Researching the right to housing (December 2018)

  • Title: Researching the Right to Housing, by S M Atia Naznin, a Lecturer at the School of Law, BRAC University (Bangladesh) and a PhD in Law at Macquarie University (Australia). Naznin is usually focusing on issues related to litigation and forced slum eviction in Bangladesh. In this article, you will find an overview of Components of the Right to Housing

  • Summary:

    • Article 11 of the International Covenant on Economic, Social and Cultural Rights (ICESCR) contemplates housing as adequate housing that requires living a standard life with dignity, peace and security and enables a person to utilize and expand his capabilities. The contents of adequacy must include the presence of legal security of tenure, availability of services, materials, facilities and infrastructure, affordability, habitability, accessibility, location and cultural adequacy.

    • The article also defines forced eviction is a ‘permanent or temporary removal against the will of individuals, families and/or communities from the homes and/or land which they occupy, without the provision of, and access to, appropriate forms of legal or other protection.’ In brief, forced eviction is a form of arbitrary displacement.

    • It further details state obligations towards the right to housing. The obligations to realize the right to housing can be categorized as specific and general obligations - which refers to a tripartite typology of state obligations to, respect, protect, and fulfil this right.

    • Justiciability of the Right to Housing is defined in the article as well, as to the capacity of the court to enforce the violation of a right due to non-performance of state obligations.

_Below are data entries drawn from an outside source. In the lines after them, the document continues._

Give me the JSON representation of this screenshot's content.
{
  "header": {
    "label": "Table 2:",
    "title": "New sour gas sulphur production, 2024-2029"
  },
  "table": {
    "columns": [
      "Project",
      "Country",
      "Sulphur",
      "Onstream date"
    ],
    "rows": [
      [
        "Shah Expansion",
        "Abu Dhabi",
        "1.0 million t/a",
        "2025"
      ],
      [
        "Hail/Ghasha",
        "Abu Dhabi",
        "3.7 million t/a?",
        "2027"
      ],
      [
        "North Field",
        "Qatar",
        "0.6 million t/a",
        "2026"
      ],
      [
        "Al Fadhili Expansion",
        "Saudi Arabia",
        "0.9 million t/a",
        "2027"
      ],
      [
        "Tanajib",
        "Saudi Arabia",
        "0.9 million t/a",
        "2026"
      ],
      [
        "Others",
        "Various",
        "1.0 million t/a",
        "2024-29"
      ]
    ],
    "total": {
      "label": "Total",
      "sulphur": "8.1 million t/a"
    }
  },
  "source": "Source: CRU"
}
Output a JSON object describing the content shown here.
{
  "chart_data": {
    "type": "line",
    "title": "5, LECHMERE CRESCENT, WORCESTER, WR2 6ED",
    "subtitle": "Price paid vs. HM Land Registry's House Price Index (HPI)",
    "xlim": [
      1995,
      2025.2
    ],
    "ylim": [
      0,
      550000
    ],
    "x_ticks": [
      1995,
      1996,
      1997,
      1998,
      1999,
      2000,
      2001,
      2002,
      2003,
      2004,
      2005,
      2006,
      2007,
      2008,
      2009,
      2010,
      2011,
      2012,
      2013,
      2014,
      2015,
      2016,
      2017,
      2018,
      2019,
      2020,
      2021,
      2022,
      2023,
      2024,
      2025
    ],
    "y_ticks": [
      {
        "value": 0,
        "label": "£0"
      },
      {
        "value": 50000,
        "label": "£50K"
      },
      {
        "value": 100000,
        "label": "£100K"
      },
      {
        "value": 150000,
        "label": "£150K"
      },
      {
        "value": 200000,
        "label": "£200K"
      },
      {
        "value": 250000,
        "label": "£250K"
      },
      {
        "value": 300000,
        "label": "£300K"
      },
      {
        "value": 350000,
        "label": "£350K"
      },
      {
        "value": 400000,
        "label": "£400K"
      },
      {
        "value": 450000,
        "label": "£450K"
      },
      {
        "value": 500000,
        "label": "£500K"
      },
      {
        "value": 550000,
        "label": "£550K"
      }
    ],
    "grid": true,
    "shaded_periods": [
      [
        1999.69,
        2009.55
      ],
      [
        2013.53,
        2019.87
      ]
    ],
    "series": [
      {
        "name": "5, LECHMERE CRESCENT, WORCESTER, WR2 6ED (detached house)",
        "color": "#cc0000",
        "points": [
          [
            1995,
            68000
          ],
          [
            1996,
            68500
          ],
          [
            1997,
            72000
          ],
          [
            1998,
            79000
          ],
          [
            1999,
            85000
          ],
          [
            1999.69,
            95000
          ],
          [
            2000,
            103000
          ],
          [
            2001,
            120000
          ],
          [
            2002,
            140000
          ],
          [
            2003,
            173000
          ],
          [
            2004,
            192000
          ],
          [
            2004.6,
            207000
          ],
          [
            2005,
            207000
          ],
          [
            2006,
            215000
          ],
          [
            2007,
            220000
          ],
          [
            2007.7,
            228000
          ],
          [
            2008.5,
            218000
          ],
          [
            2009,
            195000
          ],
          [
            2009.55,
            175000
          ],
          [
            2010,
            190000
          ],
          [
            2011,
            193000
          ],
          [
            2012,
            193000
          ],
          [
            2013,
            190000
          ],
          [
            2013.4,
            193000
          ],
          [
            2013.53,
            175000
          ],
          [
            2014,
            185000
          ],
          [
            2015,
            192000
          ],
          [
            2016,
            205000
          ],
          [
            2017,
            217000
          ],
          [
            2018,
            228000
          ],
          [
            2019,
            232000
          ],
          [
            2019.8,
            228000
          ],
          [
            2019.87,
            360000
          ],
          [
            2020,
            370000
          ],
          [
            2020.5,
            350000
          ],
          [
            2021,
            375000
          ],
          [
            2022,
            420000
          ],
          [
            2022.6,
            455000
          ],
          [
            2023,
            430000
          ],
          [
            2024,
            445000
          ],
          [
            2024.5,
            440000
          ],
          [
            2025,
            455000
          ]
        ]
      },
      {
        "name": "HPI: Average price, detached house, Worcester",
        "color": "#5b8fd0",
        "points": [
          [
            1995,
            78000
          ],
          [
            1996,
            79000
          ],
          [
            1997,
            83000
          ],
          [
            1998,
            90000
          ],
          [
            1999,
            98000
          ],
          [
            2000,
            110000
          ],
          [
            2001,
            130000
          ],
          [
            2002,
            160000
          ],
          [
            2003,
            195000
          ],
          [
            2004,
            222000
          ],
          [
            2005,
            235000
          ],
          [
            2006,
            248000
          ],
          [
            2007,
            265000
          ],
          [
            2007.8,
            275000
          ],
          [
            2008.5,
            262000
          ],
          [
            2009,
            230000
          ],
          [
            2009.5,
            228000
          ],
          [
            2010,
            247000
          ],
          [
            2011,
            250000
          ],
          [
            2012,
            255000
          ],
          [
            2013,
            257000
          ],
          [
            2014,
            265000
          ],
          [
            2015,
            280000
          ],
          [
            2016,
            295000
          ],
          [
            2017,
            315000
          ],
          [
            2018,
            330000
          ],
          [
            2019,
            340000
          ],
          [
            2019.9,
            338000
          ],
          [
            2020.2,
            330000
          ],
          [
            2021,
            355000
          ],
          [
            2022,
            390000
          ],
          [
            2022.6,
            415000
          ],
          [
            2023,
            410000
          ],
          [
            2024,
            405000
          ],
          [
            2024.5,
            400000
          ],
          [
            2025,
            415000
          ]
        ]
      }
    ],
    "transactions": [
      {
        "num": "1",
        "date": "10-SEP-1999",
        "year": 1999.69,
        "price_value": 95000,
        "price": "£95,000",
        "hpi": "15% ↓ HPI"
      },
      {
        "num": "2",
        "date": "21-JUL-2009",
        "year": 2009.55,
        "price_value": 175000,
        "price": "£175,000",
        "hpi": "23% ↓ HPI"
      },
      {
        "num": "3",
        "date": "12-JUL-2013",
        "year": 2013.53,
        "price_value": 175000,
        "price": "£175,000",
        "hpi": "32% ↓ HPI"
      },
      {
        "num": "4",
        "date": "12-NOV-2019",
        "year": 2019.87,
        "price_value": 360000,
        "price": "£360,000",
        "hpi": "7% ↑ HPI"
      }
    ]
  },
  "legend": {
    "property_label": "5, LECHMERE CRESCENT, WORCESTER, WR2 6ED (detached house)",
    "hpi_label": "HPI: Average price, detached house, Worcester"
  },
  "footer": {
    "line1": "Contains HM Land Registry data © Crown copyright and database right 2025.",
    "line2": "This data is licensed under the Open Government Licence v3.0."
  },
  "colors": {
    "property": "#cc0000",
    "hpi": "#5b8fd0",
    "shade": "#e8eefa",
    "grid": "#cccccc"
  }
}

    • There are both international (i.e. the Universal Declaration of Human Rights (UDHR), 1948, International Covenant on Economic, Social and Cultural Rights (ICESCR), 1966) regional ( i.e. the European Convention for the Protection of Human Rights and Fundamental Freedoms and the African Charter on Human and Peoples’ Rights, 1990) and national (the constitutional provisions either recognize housing as a justiciable meaning legally binding right or a non-justiciable directive or fundamental principle of state policy) instruments on the Right to Housing.

    • The article also lists a number of useful resources in the end: from domestic (Indian) judicial decisions on the right to housing to useful books, journals and specific journal articles.

    Keywords: right to housing, law, jurisprudence, human right, human right to housing, international right to housing.